The USD/JPY currency pair, which increases in value as the yen declines, is closing in on the 2007 highs near 124. The monthly chart of the currency pair shows that the next level of target resistance would be the 2002 highs near 135.

usdjpy yen

If you want to play for this upside, your best bet is via exchange-traded funds. Namely, you have three strong offers.
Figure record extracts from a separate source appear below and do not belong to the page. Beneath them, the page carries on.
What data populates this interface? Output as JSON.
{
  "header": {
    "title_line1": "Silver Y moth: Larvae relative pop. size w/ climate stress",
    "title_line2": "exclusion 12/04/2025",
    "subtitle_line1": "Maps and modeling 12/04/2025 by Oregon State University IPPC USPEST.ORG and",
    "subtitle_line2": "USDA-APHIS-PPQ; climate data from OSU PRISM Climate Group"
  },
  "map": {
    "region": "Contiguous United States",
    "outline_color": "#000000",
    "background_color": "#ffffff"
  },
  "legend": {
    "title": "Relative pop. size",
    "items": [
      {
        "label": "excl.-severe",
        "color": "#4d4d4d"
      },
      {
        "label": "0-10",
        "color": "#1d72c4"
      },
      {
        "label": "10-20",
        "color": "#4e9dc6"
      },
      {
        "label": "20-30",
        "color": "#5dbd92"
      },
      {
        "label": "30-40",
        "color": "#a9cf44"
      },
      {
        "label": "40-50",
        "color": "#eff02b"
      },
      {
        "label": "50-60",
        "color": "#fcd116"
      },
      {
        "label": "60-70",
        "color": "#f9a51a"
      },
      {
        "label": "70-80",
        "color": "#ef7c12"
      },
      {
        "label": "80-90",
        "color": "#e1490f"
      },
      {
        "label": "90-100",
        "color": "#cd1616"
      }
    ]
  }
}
  • The ProShares UltraShort Yen (YCS) looks to provide daily investment returns that correspond to twice the inverse of the daily performance of the U.S. Dollar price of the Japanese yen. In short, if the yen falls 1%, this ETF is designed to return 2% — of course, because this occurs on a daily basis, the actual returns over time can wiggle significantly, meaning the longer you hold, the less likely you are to see an actual 1-to-negative-2 correlation — you could gain more or less (or even lose out) depending on how the yen declines, not to mention you can lose big if the yen improves. This ETF costs 0.95% in expenses, or $95 for every $10,000 invested.
  • The CurrencyShares Japanese Yen ETF (FXY) seeks to track the returns of the Japanese yen. Here you would need to short the ETF to benefit from a declining yen. This product is a straight-shooter with no leverage, so it’s not nearly as volatile. It also costs less at 0.4%.
  • ProShares Ultra Yen (ETF) (YCL) seeks a return that is 2x the return of the daily movements of the yen, and because it’s a “bullish” play, you would need to short this ETF to benefit from a declining yen. Similar to the YCS, this ETF is leveraged and geared to aggressive traders, and also costs 0.95%.

As of this writing, David Becker did not hold a position in any of the aforementioned securities.